I believe that the reason for this is that too many believers attempt to make the Bible be something that it is not; an inspired science and/or history text.  For example, how old is the earth?  The Bible doesn't actually say, but the implication from Genesis is that the earth is not really all that old, in the range of 6-10 thousand years.  However, modern science claims that the earth is approximately 4.5 billion years old; certainly quite a contrast to 6-10 thousand years.  As a believer, how do I choose which to believe?

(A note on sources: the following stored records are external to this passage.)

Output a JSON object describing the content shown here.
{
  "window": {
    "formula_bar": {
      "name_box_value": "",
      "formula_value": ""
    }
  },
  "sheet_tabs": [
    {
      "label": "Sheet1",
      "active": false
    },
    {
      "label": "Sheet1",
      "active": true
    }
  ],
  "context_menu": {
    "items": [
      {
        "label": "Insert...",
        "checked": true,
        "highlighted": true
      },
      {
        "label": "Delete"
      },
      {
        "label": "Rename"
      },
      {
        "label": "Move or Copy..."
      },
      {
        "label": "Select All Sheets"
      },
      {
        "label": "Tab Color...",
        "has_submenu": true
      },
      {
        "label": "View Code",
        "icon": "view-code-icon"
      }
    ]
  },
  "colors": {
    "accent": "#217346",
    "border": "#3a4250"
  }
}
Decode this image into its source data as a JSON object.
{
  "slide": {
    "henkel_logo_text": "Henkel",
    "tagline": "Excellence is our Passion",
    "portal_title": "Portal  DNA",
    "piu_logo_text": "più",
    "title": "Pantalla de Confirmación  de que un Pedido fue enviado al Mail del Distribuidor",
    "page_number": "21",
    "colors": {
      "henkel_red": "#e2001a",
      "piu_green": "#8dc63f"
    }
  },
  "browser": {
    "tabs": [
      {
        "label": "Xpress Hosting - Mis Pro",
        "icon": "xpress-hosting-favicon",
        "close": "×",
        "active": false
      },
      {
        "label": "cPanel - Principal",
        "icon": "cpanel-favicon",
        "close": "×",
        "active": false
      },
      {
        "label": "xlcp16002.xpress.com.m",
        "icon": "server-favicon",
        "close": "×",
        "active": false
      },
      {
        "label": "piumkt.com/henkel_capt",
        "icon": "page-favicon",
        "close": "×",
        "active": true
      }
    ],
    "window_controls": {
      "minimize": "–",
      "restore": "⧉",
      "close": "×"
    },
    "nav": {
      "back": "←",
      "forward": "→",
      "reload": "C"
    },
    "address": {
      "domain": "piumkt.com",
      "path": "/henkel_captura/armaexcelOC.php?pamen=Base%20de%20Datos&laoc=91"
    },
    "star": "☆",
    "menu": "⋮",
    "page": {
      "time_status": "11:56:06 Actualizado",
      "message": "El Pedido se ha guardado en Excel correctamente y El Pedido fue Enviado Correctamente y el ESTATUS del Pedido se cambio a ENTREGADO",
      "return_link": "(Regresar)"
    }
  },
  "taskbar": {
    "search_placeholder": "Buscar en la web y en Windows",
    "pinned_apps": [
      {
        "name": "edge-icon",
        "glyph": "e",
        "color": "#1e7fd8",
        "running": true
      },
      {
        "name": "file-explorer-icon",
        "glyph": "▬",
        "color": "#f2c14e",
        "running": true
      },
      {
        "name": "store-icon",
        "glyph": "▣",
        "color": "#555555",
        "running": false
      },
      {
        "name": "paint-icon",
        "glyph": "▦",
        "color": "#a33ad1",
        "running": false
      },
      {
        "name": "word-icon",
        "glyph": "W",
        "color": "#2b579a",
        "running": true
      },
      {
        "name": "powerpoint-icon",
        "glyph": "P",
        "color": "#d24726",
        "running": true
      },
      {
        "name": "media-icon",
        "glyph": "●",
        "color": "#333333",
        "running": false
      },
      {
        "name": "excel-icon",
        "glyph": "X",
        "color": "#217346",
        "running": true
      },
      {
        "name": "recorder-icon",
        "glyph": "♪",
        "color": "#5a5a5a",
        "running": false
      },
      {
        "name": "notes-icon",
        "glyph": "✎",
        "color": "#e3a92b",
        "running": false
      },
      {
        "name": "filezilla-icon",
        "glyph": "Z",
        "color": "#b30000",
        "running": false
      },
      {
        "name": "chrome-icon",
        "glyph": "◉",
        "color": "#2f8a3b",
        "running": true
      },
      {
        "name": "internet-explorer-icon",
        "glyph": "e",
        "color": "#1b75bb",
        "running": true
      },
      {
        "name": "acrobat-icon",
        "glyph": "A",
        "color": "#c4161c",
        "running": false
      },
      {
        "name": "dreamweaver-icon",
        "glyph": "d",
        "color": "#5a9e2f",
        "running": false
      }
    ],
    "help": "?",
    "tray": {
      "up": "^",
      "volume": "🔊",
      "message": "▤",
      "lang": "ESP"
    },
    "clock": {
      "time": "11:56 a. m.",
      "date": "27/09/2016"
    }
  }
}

Those who hold to Biblical inerrancy would say that the Genesis account must be historically and scientifically accurate because it is the inspired word of a God who cannot lie.  And I hesitate to challenge that statement because I would then come across as one who claims that God lies, which I will never do.  But, does belief in a young earth better equip me for serving God than belief in an old earth?  I would argue that it does not, and that is some ways it actually hinders it.  Part of my service to God is in sharing the good news with a world that is in need of it.  But how can I effectively do that when I deny the overwhelming scientific evidence in support of the age of the earth and hold to a contrary belief that has no scientific support.  St. Augustine wrote:
 “It not infrequently happens that something about the earth, about the sky, about other elements of this world, about the motion and rotation or even the magnitude and distances of the stars, about definite eclipses of the sun and moon, about the passage of years and seasons, about the nature of animals, of fruits, of stones, and of other such things, may be known with the greatest certainty by reasoning or by experience, even by one who is not a Christian. It is too disgraceful and ruinous, though, and greatly to be avoided, that he [the non-Christian] should hear a Christian speaking so idiotically on these matters, and as if in accord with Christian writings, that he might say that he could scarcely keep from laughing when he saw how totally in error they are... In view of this and in keeping it in mind constantly while dealing with the book of Genesis, I have, insofar as I was able, explained in detail and set forth for consideration the meanings of obscure passages, taking care not to affirm rashly some one meaning to the prejudice of another and perhaps better explanation.” The Literal Interpretation of Genesis (De Genesi ad Litteram) 1:19–20, Chapter 19
I do believe his words are instructive to us when dealing with the debate between the Bible and scientific findings.  We make ourselves a laughing stock to the world around us when we hold so strongly to something that is so obviously at odds with what we can see around us concerning the creation.  Let us hold tightly to the Bible in matters of faith and service to God, and less loosely in matters that are not central to our faith.  Really, what difference does it make how God created the heavens and the earth and the life that populates this planet?

We often apply the following verse only to unbelievers:
For since the creation of the world God’s invisible qualities—his eternal power and divine nature—have been clearly seen, being understood from what has been made, so that people are without excuse. - Romans 1:20 NIV
But does it not have application to believers as well?  Should I not be able to look at the creation and see what God has created without twisting it to fit an ancient cosmology?  And is that not what science does; look at the creation and try to make sense of it?  In my mind science is a tool that can help me to better understand God's working, the revelation of himself in the natural world.  I follow the Bible in matters of faith and service to God; but in understanding the world around me I am willing to learn from those who have invested their lives in revealing the mysteries of creation.